Of course not. My over-analysis completely missed the point. The lyrics don’t say anything because they’re not supposed to say anything. And why is that so terrible? Isn’t it nice, for once, to hear words picked for their sound and cadence, and no other bullshitty purpose? The words aren’t, on their own, trying to sell you anything or project a deeply divisive moral or political belief through your vulnerable ears. They’re just language, pure and simple. Isn’t that soothing?         

3. The music video itself is perplexing in its complexities. The setting is a desert filled with a fleet of expensive-looking vintage muscle cars. The owners of the cars, a few hundred teenage boppers, dance wildly as Miley sings from the top of a pickup truck. A normal day in her life, or so I’d like to believe. 

In one particularly cheesy scene, a bearded, Ray-Ban wearing 20-something, clearly far too old to hang out legally on set, points at Miley. She winks and waves back, self-consciously, before continuing to sing and dance and march forward with her ethnically diverse four-girl entourage (Miley, centered, is without a doubt the Vince. The lone Asian in the entire video, who stands behind the others and dances in by far the most awkward manner of them all, is an oblivious Johnny Drama). What could any of this signify? 
 
Try as I might to apply my expensive and hard-earned education to this abstruse conundrum, I just couldn’t decipher any meaning. I felt like I was back in my high school calculus midterm, rocking back and forth uncomfortably as I looked down at a sheet of paper that may as well have been Sumerian cuneiform. My forgiving teacher, through some act of timely grace, bestowed upon me an undeserved 52, but the truth was that I understood nothing; the test had defeated me. That’s the only time I had ever felt so intellectually little and universally insignificant, until, that is, I watched the PITUSA music video, which put me in my rightful place. 
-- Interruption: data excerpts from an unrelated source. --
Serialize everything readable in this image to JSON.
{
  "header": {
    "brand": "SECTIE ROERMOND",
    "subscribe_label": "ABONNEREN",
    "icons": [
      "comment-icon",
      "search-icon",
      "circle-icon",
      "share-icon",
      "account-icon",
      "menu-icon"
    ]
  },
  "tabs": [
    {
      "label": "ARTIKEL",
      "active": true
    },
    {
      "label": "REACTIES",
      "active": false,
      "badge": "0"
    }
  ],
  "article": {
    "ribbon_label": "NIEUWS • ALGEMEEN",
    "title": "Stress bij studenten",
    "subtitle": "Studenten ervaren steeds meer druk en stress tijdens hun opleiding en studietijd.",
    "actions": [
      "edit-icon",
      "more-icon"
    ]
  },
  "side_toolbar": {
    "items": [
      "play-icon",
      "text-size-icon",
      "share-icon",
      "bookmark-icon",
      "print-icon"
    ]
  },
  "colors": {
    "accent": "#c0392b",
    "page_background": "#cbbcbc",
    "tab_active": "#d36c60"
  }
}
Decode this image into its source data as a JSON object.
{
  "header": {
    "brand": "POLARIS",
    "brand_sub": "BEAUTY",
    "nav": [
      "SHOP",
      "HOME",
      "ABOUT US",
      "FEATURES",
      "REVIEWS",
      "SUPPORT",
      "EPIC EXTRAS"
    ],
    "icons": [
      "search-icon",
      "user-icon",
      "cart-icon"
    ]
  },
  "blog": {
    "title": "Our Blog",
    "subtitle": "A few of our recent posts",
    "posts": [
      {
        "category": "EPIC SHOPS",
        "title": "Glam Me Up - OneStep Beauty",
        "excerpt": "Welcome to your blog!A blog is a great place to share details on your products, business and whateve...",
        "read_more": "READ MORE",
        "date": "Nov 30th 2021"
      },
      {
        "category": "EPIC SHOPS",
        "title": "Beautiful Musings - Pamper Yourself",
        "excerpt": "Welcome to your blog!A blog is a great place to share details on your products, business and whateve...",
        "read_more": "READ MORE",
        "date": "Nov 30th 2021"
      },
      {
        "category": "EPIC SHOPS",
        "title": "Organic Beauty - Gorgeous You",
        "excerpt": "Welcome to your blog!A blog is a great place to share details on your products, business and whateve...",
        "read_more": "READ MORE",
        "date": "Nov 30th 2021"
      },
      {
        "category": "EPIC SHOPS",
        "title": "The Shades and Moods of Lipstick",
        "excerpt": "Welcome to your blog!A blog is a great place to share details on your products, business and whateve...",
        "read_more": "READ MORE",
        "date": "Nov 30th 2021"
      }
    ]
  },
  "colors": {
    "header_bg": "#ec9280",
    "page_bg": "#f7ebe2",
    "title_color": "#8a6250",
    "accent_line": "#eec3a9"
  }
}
If a video that all of us initially wrote off as less useful than the five-second “dramatic chipmunk” clip can shake the very foundations of my educated mind, calm my body, and lead to honest reflection on the forgotten dog-eat-dog world of middle school sexuality, then what can’t it do? More importantly, why was it ever written off? I’ll admit it first: A short while ago I thought myself too cool for Miley Cyrus. But if you can manage, for just a short three and half minutes, to get over entrenched upper-middle-class adult notions of superiority to all things commercial or common, then maybe Miley can do something special for you, too.